Nascent polypeptides bear the N-terminal Met residue, encoded by the AUG initiation codon. In bacteria and in eukaryotic organelles mitochondria and chloroplasts (remote descendants of bacteria), this Met is Nα-terminally formylated (N-formylated) through a “pretranslational” mechanism. Formyltransferase (FMT) uses 10‑formyltetrahydrofolate to formylate the α-amino group of the Met moiety in the initiator tRNAiMet.
This transformylase is more selective than the Met-tRNA synthetase, and it cannot formylate free methionine or Met residues attached to tRNAMet. Instead, it is specific for Met residues attached to tRNAfMet, presumably recognizing some unique structural feature of that tRNA. The other Met-tRNA species, Met-tRNAMet, is used to insert methionine in interior positions in the polypeptide chain. Blocking of the amino group of methionine by the N-formyl group not only prevents it from entering interior positions but also allows fMet-tRNAfMet to be bound at a specific initiation site on the ribosome that does not accept Met-tRNAMet or any other aminoacyl-tRNA.

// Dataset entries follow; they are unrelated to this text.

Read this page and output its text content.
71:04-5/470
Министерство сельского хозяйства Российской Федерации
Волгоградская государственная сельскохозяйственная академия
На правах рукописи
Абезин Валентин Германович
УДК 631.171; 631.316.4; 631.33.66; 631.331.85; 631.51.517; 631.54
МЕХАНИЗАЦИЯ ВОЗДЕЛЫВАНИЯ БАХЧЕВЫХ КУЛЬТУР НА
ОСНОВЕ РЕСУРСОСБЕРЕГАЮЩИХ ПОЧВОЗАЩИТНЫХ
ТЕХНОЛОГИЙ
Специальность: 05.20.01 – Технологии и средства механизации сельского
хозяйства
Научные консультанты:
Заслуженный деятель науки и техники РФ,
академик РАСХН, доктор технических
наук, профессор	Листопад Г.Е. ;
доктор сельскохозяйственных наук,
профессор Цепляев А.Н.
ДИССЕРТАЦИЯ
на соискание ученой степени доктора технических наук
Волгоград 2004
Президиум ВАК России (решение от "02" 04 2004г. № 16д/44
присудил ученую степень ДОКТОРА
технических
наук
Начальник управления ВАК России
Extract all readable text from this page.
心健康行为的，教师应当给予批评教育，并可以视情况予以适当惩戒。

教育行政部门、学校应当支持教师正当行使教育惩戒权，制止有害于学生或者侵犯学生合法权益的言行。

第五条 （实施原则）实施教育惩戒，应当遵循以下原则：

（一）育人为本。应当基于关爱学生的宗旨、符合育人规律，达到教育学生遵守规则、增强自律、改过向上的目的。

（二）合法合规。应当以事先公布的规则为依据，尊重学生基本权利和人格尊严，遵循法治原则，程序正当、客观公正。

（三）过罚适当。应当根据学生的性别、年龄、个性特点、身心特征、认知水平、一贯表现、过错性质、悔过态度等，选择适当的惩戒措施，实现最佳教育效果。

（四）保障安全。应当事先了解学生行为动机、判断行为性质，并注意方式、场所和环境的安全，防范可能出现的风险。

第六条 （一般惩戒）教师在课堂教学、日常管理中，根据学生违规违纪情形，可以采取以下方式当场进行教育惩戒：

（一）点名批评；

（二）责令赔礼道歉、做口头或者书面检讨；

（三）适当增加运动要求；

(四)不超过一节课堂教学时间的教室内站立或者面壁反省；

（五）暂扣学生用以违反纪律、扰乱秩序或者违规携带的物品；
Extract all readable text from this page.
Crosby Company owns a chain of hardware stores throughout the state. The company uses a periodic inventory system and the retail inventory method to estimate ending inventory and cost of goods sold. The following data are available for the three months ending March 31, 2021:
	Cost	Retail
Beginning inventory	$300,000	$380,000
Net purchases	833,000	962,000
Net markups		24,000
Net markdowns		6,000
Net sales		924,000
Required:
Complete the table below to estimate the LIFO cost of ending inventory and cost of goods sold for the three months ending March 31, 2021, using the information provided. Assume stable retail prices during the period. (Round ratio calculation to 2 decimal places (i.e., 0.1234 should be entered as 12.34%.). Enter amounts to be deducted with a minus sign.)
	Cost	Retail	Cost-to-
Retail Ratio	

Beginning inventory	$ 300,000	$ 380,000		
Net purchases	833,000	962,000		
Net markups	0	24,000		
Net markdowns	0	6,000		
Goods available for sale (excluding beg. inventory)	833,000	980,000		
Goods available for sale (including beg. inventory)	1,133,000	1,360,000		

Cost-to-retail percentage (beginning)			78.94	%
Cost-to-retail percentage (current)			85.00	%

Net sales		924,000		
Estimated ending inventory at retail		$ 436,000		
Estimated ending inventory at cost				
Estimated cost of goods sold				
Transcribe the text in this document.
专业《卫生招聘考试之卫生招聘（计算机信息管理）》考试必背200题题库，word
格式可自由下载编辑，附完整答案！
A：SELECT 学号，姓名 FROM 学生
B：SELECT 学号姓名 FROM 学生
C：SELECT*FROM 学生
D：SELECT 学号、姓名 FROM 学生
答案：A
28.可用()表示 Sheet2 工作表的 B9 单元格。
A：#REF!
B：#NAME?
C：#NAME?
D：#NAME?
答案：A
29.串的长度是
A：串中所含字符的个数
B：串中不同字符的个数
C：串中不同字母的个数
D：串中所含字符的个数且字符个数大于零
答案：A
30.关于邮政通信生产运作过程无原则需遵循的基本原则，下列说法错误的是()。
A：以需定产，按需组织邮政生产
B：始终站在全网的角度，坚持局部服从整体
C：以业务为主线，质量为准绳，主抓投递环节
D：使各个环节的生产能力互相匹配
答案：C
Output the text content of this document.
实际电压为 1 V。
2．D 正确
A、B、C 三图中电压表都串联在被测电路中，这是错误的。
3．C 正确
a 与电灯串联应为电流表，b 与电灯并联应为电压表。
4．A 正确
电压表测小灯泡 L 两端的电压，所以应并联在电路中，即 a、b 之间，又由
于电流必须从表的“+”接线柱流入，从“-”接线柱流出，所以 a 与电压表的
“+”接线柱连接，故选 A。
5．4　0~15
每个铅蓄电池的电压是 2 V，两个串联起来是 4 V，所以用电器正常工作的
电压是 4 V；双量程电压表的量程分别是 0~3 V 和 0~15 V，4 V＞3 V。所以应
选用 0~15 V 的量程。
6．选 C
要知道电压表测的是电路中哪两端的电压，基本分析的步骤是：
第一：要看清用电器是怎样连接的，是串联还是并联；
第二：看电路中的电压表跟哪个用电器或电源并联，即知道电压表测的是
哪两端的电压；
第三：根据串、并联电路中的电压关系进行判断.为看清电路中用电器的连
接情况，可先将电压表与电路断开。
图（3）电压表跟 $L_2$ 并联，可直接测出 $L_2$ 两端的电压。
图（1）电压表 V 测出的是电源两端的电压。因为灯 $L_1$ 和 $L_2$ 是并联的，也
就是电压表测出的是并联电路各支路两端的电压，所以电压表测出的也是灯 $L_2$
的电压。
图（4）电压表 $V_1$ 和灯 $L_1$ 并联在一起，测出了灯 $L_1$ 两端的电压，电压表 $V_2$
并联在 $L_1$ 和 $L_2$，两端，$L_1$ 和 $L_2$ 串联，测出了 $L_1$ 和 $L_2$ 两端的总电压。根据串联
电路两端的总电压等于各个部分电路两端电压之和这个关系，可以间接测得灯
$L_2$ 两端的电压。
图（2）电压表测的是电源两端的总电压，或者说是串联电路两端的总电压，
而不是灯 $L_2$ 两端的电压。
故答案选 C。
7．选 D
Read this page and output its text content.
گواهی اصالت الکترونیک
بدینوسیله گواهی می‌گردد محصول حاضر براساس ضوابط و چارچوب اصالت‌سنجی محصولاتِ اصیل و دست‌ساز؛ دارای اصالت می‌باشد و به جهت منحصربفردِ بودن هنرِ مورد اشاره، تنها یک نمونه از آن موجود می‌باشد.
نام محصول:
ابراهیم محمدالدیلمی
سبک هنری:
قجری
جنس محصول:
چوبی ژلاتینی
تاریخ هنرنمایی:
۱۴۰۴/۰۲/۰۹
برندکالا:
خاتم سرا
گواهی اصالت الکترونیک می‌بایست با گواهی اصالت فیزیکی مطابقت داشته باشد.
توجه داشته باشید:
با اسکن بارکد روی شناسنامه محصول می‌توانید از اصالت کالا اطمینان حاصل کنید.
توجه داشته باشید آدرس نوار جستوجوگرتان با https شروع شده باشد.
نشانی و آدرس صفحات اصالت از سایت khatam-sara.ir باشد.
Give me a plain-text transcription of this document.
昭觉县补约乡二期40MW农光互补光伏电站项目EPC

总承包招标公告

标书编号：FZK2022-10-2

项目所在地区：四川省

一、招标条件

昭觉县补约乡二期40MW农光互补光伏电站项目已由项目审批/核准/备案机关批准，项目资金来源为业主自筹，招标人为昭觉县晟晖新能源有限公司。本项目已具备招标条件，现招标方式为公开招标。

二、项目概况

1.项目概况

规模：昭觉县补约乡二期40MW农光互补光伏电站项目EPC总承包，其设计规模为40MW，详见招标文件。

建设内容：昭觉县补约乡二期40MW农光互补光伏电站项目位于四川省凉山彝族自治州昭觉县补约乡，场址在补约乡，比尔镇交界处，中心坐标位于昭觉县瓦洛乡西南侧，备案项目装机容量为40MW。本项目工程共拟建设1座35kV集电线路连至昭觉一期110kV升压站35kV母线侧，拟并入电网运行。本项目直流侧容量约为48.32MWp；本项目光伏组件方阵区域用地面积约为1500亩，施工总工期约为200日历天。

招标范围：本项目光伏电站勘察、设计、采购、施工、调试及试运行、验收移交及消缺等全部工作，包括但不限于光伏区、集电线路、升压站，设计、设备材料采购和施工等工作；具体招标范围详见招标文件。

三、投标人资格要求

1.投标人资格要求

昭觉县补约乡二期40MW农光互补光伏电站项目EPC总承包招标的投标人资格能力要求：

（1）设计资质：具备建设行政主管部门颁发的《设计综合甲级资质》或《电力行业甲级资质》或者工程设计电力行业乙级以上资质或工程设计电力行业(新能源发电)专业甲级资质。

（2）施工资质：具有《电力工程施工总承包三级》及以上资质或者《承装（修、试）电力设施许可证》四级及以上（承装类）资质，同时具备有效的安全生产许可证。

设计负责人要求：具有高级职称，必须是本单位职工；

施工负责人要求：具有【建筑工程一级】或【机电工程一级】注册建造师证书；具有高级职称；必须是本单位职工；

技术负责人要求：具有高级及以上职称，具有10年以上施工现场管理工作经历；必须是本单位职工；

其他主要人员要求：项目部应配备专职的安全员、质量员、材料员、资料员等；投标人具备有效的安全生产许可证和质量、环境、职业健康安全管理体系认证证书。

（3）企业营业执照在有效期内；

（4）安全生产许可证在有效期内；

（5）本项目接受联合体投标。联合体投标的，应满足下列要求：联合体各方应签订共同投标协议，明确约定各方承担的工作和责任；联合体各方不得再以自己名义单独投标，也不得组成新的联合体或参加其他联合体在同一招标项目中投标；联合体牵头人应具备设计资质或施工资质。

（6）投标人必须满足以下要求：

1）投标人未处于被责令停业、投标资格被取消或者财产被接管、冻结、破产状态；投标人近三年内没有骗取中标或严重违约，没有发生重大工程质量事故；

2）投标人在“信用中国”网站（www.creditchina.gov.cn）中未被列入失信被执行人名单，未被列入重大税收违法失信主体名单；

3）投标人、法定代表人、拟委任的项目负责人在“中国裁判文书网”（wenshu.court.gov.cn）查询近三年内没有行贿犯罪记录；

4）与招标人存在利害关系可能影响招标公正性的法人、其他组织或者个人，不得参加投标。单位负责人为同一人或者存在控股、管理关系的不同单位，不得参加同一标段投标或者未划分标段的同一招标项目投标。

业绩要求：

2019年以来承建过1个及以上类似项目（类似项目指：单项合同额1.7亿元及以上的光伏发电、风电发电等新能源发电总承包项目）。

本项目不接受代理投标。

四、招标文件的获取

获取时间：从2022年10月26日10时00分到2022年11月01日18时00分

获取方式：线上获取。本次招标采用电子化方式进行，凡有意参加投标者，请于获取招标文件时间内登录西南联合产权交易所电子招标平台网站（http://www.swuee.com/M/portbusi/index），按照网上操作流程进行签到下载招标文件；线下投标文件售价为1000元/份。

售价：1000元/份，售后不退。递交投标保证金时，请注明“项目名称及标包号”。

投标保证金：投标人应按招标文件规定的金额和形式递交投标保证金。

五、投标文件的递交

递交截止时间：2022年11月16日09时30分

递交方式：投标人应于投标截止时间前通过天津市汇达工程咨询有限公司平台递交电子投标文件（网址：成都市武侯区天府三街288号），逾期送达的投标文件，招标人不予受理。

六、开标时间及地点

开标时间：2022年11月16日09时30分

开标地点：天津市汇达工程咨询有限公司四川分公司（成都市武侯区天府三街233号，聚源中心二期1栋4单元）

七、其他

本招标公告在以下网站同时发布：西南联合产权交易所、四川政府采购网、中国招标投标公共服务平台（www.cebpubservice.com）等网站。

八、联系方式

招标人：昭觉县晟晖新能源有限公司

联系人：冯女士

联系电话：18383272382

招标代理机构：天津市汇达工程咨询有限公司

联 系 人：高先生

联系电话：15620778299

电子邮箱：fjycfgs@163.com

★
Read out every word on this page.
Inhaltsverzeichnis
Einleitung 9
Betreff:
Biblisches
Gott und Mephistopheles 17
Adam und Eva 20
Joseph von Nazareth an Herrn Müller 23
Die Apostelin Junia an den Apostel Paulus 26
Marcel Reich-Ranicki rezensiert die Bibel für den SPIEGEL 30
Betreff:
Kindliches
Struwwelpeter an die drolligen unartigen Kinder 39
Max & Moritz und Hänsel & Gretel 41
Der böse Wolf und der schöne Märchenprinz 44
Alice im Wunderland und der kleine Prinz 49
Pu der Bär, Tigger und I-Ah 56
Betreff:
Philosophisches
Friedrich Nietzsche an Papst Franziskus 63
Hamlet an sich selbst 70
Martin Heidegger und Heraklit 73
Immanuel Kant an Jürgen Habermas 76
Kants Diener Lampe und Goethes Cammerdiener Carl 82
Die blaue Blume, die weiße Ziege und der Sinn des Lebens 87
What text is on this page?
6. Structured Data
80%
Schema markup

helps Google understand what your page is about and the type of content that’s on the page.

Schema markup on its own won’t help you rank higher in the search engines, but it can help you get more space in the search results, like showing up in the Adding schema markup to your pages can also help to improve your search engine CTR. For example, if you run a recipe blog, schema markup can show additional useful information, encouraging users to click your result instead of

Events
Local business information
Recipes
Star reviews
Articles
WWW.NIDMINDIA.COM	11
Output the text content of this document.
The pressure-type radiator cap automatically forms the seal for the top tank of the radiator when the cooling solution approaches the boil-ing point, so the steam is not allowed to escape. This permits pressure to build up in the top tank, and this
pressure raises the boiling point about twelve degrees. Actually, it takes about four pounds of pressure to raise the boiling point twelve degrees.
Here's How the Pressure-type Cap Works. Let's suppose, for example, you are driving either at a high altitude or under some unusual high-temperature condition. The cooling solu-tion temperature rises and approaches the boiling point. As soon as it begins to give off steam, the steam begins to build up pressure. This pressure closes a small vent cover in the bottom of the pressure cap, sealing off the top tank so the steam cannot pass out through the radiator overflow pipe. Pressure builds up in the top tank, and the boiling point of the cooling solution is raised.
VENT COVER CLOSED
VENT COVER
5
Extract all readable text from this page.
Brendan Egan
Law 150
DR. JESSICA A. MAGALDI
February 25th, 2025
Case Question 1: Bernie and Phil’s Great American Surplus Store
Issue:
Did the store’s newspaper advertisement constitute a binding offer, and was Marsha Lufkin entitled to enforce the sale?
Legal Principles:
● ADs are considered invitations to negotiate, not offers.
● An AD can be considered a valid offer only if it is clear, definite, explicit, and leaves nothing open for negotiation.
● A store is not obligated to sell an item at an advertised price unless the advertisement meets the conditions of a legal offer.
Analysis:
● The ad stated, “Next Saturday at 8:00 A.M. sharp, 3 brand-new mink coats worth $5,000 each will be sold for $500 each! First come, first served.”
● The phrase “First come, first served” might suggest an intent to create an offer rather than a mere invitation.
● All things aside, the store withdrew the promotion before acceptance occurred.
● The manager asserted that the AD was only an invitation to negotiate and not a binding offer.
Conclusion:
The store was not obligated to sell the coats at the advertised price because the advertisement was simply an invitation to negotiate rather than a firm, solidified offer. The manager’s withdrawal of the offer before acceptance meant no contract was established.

The resulting formyl-Met (fMet) becomes the first residue of a nascent polypeptide that emerges from a bacterial ribosome.
The formyl moiety of N-terminal fMet is cotranslationally removed by peptide deformylase (PDF), which is reversibly bound to the ribosome near the exit from the ribosomal tunnel.
Once N‑terminal fMet of a nascent protein is deformylated by PDF, the resulting Met can be cleaved off by Met‑aminopeptidase (MetAP). The removal of (deformylated) Met by MetAP requires that a residue at position 2, to be made N‑terminal by the cleavage, is not larger than Val.
This sequence of addition and removal appears futile, yet every sequenced bacterial genome encodes the enzymes for formylation and deformylation, suggesting this process is essential for some reason. Mitochondrial translation in yeast does not require FMT1, the yeast methionyl-tRNA formyltransferase homologue. It has been like a puzzling paradox, it is found but is not necessary for the process, yet it has not been removed during evolution.
Despite being ubquitous, formylation is not an essential activity in most bacteria. Formylation can be inhibited through the action of the antibiotic trimethoprim. Trimethoprim prevents tetrahydrofolate (THF) production through inhibition of dihydrofolate reductase, consequently preventing production of the formylase cofactor 10-CHO-THF.
Consequently, translation proceeds with non-formylated Met-tRNAifMet – similar to translation in eukaryotes and archaea, albeit with a reduced growth rate. In the absence of formylase activity, the deformylase gene can also be deleted.
“What, then, is the main biological function of this metabolically costly, transient, and not strictly essential modification of N‑terminal Met, and why has Met formylation not been eliminated during bacterial evolution?”
Following are the hypotheses:
- It has been hypothesised that formylation of Met-tRNAi fMet allows discrimination between initiator and elongator tRNAs at the ribosome. Indeed, IF2 has a higher affinity for fMet-tRNAi fMet than Met-tRNAi fMet due to electrostatic interactions in the IF2 initiator tRNA binding cleft.
- A second hypothesis for the function of formylation is that it prevents unfavourable side reactions involving the reactive amino group of methionine. Indeed, formylation of Met-tRNAi fMet does reduce the sensitivity of the aminoacyl-linkage to hydrolysis.
- A third hypothesis for the function of formylation considers the expression of polycistronic mRNA in bacteria. It is proposed that the difference in utilisation of formylation between bacteria and eukaryotes mirrors the use of polycistronic mRNA in these domains. That is, bacteria utilise formylation and transcribe many genes in polycistronic messages, whereas eukaryotes do not use formylation and almost always use monocistronic mRNAs
- All of the currently proposed theories on the function of Met-tRNAi formylation have been developed from an ‘adaptionist’ viewpoint. That is, the presence of formylation has been explained by attempting to attribute a fitness advantage to cells utilizing the process.
- The formylated N-terminal fMet can act as a degradation signal, largely a cotranslational one. One likely function of fMet/N-degrons is the control of protein quality. In bacteria, the rate of polypeptide chain elongation is nearly an order of magnitude higher than in eukaryotes. The faster emergence of nascent proteins from bacterial ribosomes is one mechanistic and evolutionary reason for the pretranslational design of bacterial fMet/N‑degrons, in contrast to the cotranslational design of analogous Ac/N‑degrons in eukaryotes.
The fact that formylation is not necessary for translation in any of the three domains of life (it is absent from eukaryotes and archaea and dispensible from most bacteria) suggests it is not a critical feature of translation initiation. A model of the evolution (Catchpole, Ryan Joseph) of formylation resembles theories of constructive neutral evolution. Constructive neutral evolution describes how complexity can arise without providing an adaptive advantage to hosts. There is still a lot, yet to be found and discovered.